Voices for Change from the Democratic Republic of Congo

"Voices for Change in the Democratic Republic of Congo"

Tuesday, September 13, 2011
6:30 – 8:00 p.m.

U.S. Capitol Visitor Center
First Street and East Capitol Street, NE
Washington, DC

Remarks and video presentation by:
Robin Wright, Actress and Activist
Fidel Bafilemba, Congolese Civil Society Leader and Enough Researcher

Light refreshments will be provided.

The instability in the eastern region of the Democratic Republic of Congo (DRC) continues to cause countless deaths, modern forms of slavery in and around the mining sector and has given rise to widespread sexual violence and rape, often used as tools of warfare to terrorize and humiliate communities. The exploitation of natural resources is an underlying driver of this instability.

In December 2008, the United Nations (UN) Security Council adopted Resolution 1857, encouraging Member States “to ensure that companies handling minerals from the DRC exercise due diligence on their suppliers.” As part of the Dodd-Frank Act, Congress created reporting requirements relating to conflict minerals originating in the DRC, thus enacting a historic and important provision that has created positive change in Eastern Congo. These advancements have been noted by many, including the UN Group of Experts who, in a June 2011 report, stated that “since its development in 2010, this United States legislation has proved an important catalyst for traceability and certification initiatives and due diligence implementation in the minerals sector regionally and internationally."
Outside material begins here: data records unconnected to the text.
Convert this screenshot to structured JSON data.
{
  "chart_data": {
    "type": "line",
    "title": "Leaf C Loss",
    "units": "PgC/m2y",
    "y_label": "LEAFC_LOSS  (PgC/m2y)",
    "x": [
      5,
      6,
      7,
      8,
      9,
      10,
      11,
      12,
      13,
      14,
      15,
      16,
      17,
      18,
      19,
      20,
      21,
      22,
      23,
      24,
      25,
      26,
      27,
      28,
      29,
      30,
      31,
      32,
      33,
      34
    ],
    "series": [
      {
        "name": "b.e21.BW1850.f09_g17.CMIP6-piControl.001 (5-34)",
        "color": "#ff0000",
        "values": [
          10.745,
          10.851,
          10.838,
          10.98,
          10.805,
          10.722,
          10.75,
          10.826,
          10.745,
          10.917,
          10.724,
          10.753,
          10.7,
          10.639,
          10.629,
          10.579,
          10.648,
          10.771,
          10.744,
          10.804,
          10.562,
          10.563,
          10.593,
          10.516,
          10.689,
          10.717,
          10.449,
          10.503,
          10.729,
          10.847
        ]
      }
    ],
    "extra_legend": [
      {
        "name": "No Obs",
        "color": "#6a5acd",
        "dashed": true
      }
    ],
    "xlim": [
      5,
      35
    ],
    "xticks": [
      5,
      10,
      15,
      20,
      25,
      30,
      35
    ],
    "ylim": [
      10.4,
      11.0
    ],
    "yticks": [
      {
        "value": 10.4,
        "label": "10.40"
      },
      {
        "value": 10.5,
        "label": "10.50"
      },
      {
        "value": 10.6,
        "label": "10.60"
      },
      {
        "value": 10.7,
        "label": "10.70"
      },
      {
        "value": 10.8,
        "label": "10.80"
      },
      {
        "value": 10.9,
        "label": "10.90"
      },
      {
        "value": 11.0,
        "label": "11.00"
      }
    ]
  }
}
Join us to learn more about this important issue, and to hear from actress and activist Robin Wright, as well as Fidel Bafilemba, a leader from Congolese civil society. Ms. Wright will share her experience and footage from her recent trip to Eastern Congo. She will also discuss new ideas for U.S. action to combat sexual violence associated with the trade in minerals. Mr. Bafilemba will share his opinions about the impact of conflict minerals on livelihoods in Eastern Congo, the need to eliminate the economic incentive that drives conflict in Eastern Congo and the importance of effective and timely implementation of the conflict minerals provision.